There was no real evidence that this man was a clear and present danger to society...and yet he became a murderer largely because of bad luck.
So, I don't think the answers are very clear but I'm hesitant to say that we just have to accept these random occurrences as the cost of widespread ownership of largely objectively useless things bringing subjective pleasure/insurance against private coercion to their owners when other places who've gone full bore in getting rid of them aren't objectively worse off and don't have clearly greater amounts of private coercion.
As far as cars go. We as a country and society as a whole would be very obviously worse off as a whole if we banned automobile use because we didn't want car wrecks to happen. Automobile travel has made us exhorbitantly, objectively wealthier than we would be without them. it's not really arbitrary at all. We know we would be waayy worse off and waaay less wealthy without cars.
Sure societies could exist without cars but they are very obviously less well off than societies with cars.
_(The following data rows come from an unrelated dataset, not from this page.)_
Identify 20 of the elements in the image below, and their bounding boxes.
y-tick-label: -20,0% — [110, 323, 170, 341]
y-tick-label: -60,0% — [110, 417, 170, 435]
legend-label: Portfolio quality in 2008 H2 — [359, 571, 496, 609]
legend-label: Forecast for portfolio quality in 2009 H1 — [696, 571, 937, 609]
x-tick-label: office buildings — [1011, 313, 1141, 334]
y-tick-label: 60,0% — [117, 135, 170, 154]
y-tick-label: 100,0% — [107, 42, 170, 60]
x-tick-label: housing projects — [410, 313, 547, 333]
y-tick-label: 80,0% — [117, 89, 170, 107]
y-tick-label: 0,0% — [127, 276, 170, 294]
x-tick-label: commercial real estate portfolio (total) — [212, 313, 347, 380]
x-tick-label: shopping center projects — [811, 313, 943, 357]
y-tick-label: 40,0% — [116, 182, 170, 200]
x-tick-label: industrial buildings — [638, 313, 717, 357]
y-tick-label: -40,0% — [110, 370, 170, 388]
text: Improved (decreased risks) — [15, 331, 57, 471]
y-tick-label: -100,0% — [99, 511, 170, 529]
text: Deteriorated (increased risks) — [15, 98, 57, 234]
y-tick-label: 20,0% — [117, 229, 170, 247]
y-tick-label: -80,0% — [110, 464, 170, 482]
Societies without widespread gun ownership like the UK and Japan do not appear to be substantially worse off on the whole than they would be if they had guns in comparison to how much worse off they would be without automobiles.
And, for that matter, automobiles and their use are both heavily regulated. U.S. citizens have a fundamental right to travel in interstate commerce but here's no fundamental right to drive a car to do so and when you do you have to be of certain age, pass a test and use a particular car that meets all kinds of standards. The people of the United States have a compelling interest in regulating your use of a car, an instrument for interstate travel. In that same vein, the People of the United States may have a compelling interest in imposing more regulation on the use of guns pursuant to the right to bear arms than there currently is.
I don't see why regulation of guns is so special...that it amounts to pandora's box...that if we better regulated firearms...the next thing you know we're subject to martial law under tyranny. We live in a large regulatory state and everybody is still very free and very happy in the aggregate. We are regulated from cradle to grave. What evidence is there that better/more gun regulation is going to shit that all down the toilet???
And, obviously as a libertarian-type guy you think regulation is "futile" but I think that's wrong. It simply hasn't been elsewhere when done full-stop. I can understand and appreciate the argument that regulation is morally wrong because it is an unjust infringement on liberty even if it would reduce an objective, societal harm but as a practical matter it has done a decent job in other cases when it has been done, full-bore, balls-to-the-wall, on a national level.